The central bank is suspected to have sold dollars when the rupee had touched that level in September, and traders said intervention hopes would keep the unit from slipping to 50.
The Reserve Bank of India (RBI) releases intervention data with a lag and the September action will be known in November.
On Sept. 28, H.R. Khan, one of the deputy governors of the RBI, had told Reuters in Istanbul that the central bank monitors domestic foreign exchange market movement closely and intervenes to "smooth excess volatility whenever there is need".
The euro sank to an eight-month low against the dollar on Monday and is poised to fall further after the Greek government said the debt-ridden country will miss a deficit target set just months ago in a massive bailout package.

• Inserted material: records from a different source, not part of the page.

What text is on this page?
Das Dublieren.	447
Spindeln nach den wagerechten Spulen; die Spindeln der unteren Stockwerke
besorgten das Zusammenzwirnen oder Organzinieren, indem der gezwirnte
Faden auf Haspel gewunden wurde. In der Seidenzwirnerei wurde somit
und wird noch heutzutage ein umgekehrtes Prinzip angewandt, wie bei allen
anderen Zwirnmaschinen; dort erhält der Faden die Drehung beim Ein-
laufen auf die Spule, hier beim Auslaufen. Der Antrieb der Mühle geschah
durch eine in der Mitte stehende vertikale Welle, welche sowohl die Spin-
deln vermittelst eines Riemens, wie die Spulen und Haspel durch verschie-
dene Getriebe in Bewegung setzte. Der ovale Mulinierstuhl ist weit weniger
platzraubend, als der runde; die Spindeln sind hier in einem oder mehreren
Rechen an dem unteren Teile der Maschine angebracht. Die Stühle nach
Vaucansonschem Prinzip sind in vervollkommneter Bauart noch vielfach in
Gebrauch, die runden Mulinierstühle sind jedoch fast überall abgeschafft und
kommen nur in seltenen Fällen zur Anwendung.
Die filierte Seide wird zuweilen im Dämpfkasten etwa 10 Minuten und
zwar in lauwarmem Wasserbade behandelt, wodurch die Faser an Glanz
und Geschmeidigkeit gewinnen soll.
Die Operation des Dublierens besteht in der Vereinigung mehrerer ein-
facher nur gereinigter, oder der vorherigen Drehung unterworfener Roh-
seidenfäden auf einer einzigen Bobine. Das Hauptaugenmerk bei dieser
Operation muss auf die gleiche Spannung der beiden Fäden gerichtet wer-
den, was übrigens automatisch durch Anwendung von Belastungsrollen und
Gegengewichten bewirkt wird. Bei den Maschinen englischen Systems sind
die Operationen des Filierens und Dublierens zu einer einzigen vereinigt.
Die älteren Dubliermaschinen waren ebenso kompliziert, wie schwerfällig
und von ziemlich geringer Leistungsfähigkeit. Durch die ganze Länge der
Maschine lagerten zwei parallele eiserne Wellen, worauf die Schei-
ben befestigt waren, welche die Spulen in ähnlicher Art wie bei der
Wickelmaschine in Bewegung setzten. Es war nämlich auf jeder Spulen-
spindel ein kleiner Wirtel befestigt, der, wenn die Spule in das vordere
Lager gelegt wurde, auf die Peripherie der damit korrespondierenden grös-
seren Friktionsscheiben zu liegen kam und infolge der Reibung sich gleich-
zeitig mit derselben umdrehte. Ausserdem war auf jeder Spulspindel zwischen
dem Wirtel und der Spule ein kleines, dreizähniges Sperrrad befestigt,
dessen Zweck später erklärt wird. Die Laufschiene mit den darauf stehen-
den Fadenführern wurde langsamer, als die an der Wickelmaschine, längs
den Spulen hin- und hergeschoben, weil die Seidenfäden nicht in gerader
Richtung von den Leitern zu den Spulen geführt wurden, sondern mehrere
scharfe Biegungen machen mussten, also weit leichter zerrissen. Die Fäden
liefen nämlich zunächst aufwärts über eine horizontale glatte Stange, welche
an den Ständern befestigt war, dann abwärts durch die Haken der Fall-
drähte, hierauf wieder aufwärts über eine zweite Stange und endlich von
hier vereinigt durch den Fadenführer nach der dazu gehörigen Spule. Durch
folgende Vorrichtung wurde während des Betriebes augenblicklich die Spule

The euro was at $1.3331, sharply lower from $1.3614 at the end of rupee trade last week, while the index of the dollar against six major currencies was at 79.056 points from 77.721 previously.
The one-month onshore forward premium was at 25.25 points from 21.75, the three-month was at 63.75 points from 62 and the one-year was at 125.75 points from 125.
The one-month offshore non-deliverable forward contracts were quoted at 49.68, weaker than the spot rate and indicating a bearish medium-term outlook.
In the currency futures market, the most traded near-month dollar-rupee contracts on the National Stock Exchange, the MCX-SX and on the United Stock Exchange were all at 49.62. The total traded volume on the three exchanges was $1.7 billion.